The custom around these parts is to tell about yourself before entering the blogging fray. It seems only right, rather like a shrink who must submit to therapy before taking on his own patients. I look forward to getting started, especially because I have strong ideas about what passes for religion coverage today. I am convinced that the best way to improve it is with a keen eye, constructive suggestions and sense of humor.
Religion and writing are part of my personal story. I got the writing bug from my late mother, a school librarian and lover of books, and the religion bug from my late father, who made his living in real estate but found his greatest happiness in Jewish texts and in the synagogue. I attended Yeshiva University, where I was in the pre-rabbinical program, but decided that the better pulpit for me was through writing and enrolled at Columbia Journalism.
My first job was as a copy boy at The New York Times and I rose at the paper to news assistant, news clerk and then in 1975 to reporter.
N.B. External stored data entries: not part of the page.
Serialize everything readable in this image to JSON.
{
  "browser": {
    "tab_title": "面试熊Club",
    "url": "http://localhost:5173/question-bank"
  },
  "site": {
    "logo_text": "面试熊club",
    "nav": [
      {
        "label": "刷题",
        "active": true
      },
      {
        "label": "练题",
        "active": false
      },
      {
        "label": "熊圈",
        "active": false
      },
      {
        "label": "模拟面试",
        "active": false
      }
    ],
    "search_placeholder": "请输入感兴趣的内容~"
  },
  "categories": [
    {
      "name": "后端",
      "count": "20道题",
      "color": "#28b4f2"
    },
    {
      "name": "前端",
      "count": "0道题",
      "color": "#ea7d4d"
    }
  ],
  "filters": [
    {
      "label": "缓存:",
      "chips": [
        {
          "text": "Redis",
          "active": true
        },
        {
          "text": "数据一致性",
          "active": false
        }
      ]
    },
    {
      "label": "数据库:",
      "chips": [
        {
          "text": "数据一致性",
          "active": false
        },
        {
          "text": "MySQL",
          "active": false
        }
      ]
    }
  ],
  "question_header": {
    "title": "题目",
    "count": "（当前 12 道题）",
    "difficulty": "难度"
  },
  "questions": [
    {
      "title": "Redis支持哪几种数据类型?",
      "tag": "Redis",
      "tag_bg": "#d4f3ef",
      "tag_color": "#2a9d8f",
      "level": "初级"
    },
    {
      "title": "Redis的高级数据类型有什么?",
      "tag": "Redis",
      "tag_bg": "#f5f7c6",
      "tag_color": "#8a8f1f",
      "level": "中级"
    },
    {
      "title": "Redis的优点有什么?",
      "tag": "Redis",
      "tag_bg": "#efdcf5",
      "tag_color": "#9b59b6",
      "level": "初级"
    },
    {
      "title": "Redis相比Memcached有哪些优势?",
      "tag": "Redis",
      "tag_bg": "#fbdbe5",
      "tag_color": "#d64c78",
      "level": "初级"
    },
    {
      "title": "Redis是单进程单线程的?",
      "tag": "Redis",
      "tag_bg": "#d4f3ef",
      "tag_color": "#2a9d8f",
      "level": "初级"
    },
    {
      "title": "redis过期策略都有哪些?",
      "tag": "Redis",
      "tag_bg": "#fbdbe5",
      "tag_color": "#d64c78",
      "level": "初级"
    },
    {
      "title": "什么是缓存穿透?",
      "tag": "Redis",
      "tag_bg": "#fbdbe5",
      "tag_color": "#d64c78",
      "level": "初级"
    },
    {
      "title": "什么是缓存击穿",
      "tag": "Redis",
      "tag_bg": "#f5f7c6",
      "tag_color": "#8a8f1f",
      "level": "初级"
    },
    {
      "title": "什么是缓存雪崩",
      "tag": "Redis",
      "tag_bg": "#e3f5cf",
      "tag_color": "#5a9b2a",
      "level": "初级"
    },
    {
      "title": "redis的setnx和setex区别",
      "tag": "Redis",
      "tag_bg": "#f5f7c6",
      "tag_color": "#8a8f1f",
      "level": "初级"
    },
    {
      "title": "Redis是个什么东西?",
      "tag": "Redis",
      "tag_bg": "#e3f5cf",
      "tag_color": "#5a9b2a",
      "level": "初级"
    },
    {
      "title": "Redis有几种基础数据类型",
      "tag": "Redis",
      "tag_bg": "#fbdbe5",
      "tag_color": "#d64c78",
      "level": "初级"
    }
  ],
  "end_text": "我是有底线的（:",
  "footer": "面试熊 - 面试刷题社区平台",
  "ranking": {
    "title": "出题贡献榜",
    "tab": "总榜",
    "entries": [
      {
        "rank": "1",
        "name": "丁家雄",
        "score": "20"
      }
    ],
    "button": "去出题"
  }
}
I got the religion beat in 1983, just as Bishop John O'Connor of Scranton was named Archbishop of New York. I covered him almost daily for the next ten years.
In 1985-86 I spent a year studying comparative religion at Harvard Divinity School. Out of that experience came my book The Search for God at Harvard. The experiences of academic study and of long form writing that grew out of my year at Harvard helped propel me out of the Times and into a position as a professor at Columbia.
I've been teaching a course called "Covering Religion" since I arrived in 1993. In 1996, the Scripps Howard Foundation began to support Columbia's religion program and has enabled me to travel with my students to look at the religion story in different parts of the world, including Israel, Russia, India and Ireland. You can sample my students' work at www.coveringreligion.org.
A number of my students have gone on to be religion writers at newspapers big and small in such cities as Chicago, Baltimore, Miami, New York, Raleigh, N.C. and LaCrosse, Wisc. I take great pride in their work.
At Columbia I've also been involved in some controversies about changes in the curriculum having to do with new media. I have worried out loud about a headlong embrace of new media at the sacrifice of journalistic standards and ethics. I was quoted rather stridently in a recent article in New York Magazine.
I've also been something of a lightning rod for criticism within my own Orthodox Jewish denomination. I exist on the tiny progressive end of a denomination that has seen a sharp shift to the right in recent years. I support a greater role for women and gays in Judaism and I advocate interfaith dialogue, all controversial stands within Orthodoxy.
My other passion is the music of the cello. I bought myself a cello in 1975 soon after I became a Times reporter and I've been trying to play it ever since. Last year I played with my son's youth orchestra and wrote about it in the Times. This year I joined the cello section of the New York Late-Starters String Orchestra.
I have done a lot in my career, but I've never blogged until now. I have learned much from my wife, Shira Dicker, whose beautifully-written blog, Bungalow Babe in the Big City, is a forum for her iconoclastic ideas and is a good place to catch up on the lives of our three children. I sometimes get mentioned there too.